DNA replication is a key step to maintain the continuity of genetic information between parental generation and offspring. The initiation site of DNA replication, also called origin of replication (ORI), plays an extremely important role in the basic biochemical process. Thus, rapidly and effectively identifying the location of ORI in genome will provide key clues for genome analysis. Although biochemical experiments could provide detailed information for ORI, it requires high experimental cost and long experimental period. As good complements to experimental techniques, computational methods could overcome these disadvantages.

RESULTS

Thus, in this study, we developed a predictor called iORI-PseKNC2.0 to identify ORIs in the Saccharomyces cerevisiae genome based on sequence information. The PseKNC including 90 physicochemical properties was proposed to formulate ORI and non-ORI samples. In order to improve the accuracy, a two-step feature selection was proposed to exclude redundant and noise information. As a result, the overall success rate of 88.53% was achieved in the 5-fold cross-validation test by using support vector machine.

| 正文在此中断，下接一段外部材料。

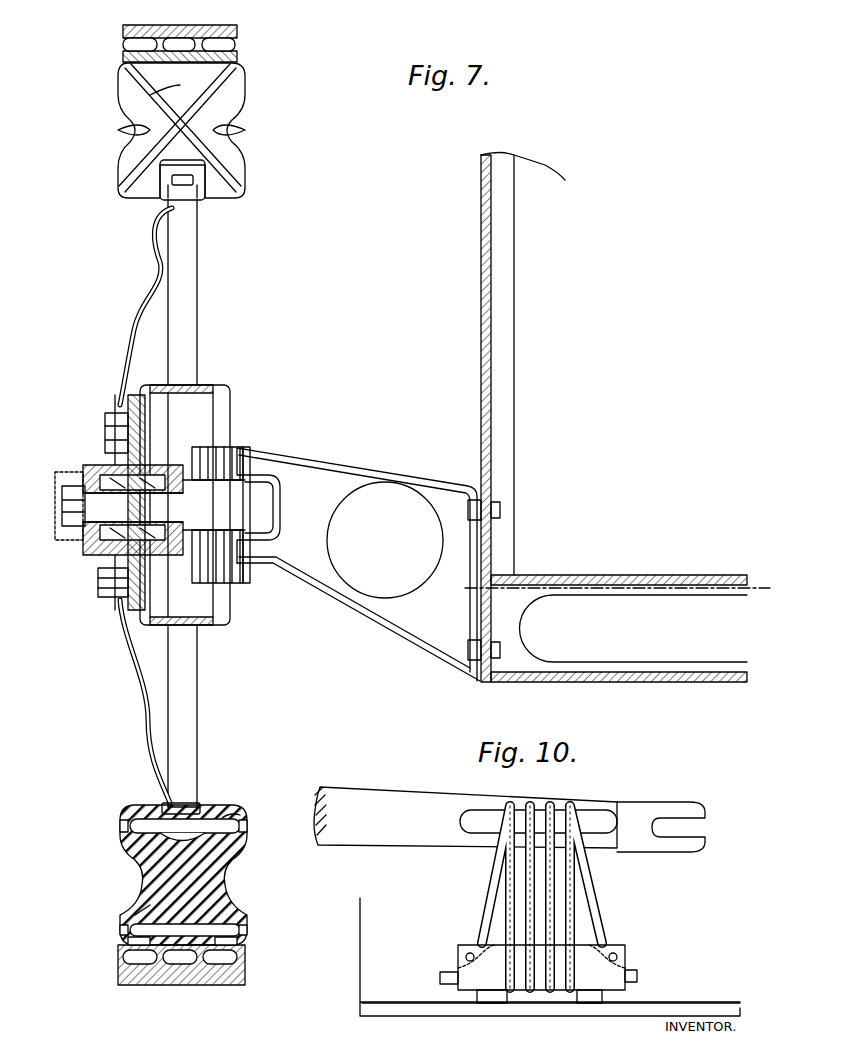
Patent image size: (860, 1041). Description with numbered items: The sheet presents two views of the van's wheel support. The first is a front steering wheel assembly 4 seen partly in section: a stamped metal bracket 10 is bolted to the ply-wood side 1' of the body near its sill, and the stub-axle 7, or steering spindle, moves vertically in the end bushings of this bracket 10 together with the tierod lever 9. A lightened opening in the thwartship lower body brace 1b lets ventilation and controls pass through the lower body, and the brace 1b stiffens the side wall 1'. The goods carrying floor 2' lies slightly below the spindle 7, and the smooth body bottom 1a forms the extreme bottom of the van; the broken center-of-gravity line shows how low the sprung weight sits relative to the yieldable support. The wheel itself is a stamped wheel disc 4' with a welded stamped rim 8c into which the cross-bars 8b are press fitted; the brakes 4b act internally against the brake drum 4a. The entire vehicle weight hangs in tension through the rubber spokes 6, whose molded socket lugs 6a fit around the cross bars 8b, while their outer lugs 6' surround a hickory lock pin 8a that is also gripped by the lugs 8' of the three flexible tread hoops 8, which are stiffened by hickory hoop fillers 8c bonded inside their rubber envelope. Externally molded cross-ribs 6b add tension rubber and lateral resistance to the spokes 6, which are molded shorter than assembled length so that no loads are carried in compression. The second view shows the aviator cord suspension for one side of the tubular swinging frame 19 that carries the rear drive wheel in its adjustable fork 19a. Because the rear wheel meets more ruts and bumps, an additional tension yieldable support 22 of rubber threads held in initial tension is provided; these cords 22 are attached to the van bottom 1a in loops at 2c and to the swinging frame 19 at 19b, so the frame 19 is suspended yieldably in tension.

In FIG. 7, the ply-wood side 1' is at (507, 418).
In FIG. 7, the body bottom 1a is at (665, 682).
In FIG. 10, the body bottom 1a is at (455, 1008).
In FIG. 7, the lower body brace 1b is at (518, 605).
In FIG. 7, the floor 2' is at (632, 575).
In FIG. 10, the loops 2c is at (604, 996).
In FIG. 7, the resilient wheel assembly 4 is at (230, 504).
In FIG. 7, the stamped wheel disc 4' is at (145, 505).
In FIG. 7, the brake drum 4a is at (180, 385).
In FIG. 7, the internally disposed brakes 4b is at (200, 400).
In FIG. 7, the tension spokes 6 is at (185, 504).
In FIG. 7, the lugs 6' is at (184, 942).
In FIG. 7, the molded socket lugs 6a is at (222, 818).
In FIG. 7, the cross-ribs 6b is at (165, 90).
In FIG. 7, the stub-axle 7 is at (100, 510).
In FIG. 7, the tread hoops 8 is at (195, 505).
In FIG. 7, the lugs 8' is at (127, 897).
In FIG. 7, the hickory lock pin 8a is at (240, 928).
In FIG. 7, the cross-bars 8b is at (205, 822).
In FIG. 7, the stamped rim 8c is at (125, 46).
In FIG. 7, the tierod lever 9 is at (243, 580).
In FIG. 7, the bracket 10 is at (362, 463).
In FIG. 10, the swinging frame 19 is at (380, 800).
In FIG. 10, the adjustable fork 19a is at (674, 812).
In FIG. 10, the cord attachment on swinging frame 19b is at (538, 808).
In FIG. 10, the tension yieldable support 22 is at (512, 885).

AVAILABILITY AND IMPLEMENTATION

Based on the proposed model, a user-friendly webserver was established and can be freely accessed at http://lin-group.cn/server/iORI-PseKNC2.0. The webserver will provide more convenience to most of wet-experimental scholars.

摘要

动机

DNA 复制是维持亲代和后代遗传信息连续性的关键步骤。DNA 复制的起始位点，也称为复制起点（ORI），在基本生化过程中起着极其重要的作用。因此，快速有效地确定基因组中 ORI 的位置将为基因组分析提供关键线索。虽然生化实验可以为 ORI 提供详细信息，但它需要高昂的实验成本和较长的实验周期。作为实验技术的良好补充，计算方法可以克服这些缺点。

结果

因此，在本研究中，我们开发了一种名为 iORI-PseKNC2.0 的预测器，用于基于序列信息识别酿酒酵母基因组中的 ORI。提出了包含 90 种物理化学性质的 PseKNC 来构建 ORI 和非 ORI 样本。为了提高准确性，我们提出了两步特征选择来排除冗余和噪声信息。结果，在 5 折交叉验证测试中，使用支持向量机获得了 88.53%的总体成功率。